The stupid thing is I have been ridiculously happy for my friends who have got pregnant, like, so, so delighted for them. And I have wanted my friends to have babies since having Ava (it has taken them a LONG time!); I literally longed for the days when my friends would start making the babies. So how can I be so overwhelmingly happy about something, and yet still be a tiny bit upset? It’s bloody silly, and pretty frustrating. I *just* want to feel happy for them, not happiness tinged with a bit of selfish nonsensical sadness.
And now we may potentially have IVF again this year, and it’s become a PREGNANT PEOPLE AND BABIES ARE EVERYWHERE scenario again. I’m happy for every single one of them (especially my amazing friends) but I’m also desperately jealous and want my own newborn in my arms right this second please.

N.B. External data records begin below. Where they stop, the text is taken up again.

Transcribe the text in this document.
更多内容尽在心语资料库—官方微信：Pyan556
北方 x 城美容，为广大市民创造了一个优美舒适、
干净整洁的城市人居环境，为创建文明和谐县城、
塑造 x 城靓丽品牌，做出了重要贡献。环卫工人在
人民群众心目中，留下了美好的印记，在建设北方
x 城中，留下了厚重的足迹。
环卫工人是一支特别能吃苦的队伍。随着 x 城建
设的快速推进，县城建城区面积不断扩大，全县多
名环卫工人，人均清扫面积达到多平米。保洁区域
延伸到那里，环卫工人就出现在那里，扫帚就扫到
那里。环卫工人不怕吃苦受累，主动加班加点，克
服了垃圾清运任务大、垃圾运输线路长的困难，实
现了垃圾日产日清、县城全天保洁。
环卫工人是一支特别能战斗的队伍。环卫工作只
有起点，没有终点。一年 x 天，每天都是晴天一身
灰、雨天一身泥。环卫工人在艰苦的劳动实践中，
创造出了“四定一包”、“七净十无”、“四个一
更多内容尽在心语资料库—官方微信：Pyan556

It’s such a weird thing. I hope that once I decide my family is complete that I stop feeling this way, and can just be happy for people again, because I really am SO happy for them. But until then I suppose I just have to accept that this is how I feel, it’s probably completely natural (is it?) and I just have to deal with it when it happens.
Has anyone else ever felt this way? Can you tell me I’m not alone in this?!
(If you’re my friend and have recently had a baby and/or are pregnant 😉 I promise promise promise I was and am ridiculously happy for you, and I am not a total c***a**. And I love you, and your baby. And I can’t wait to snuggle them.)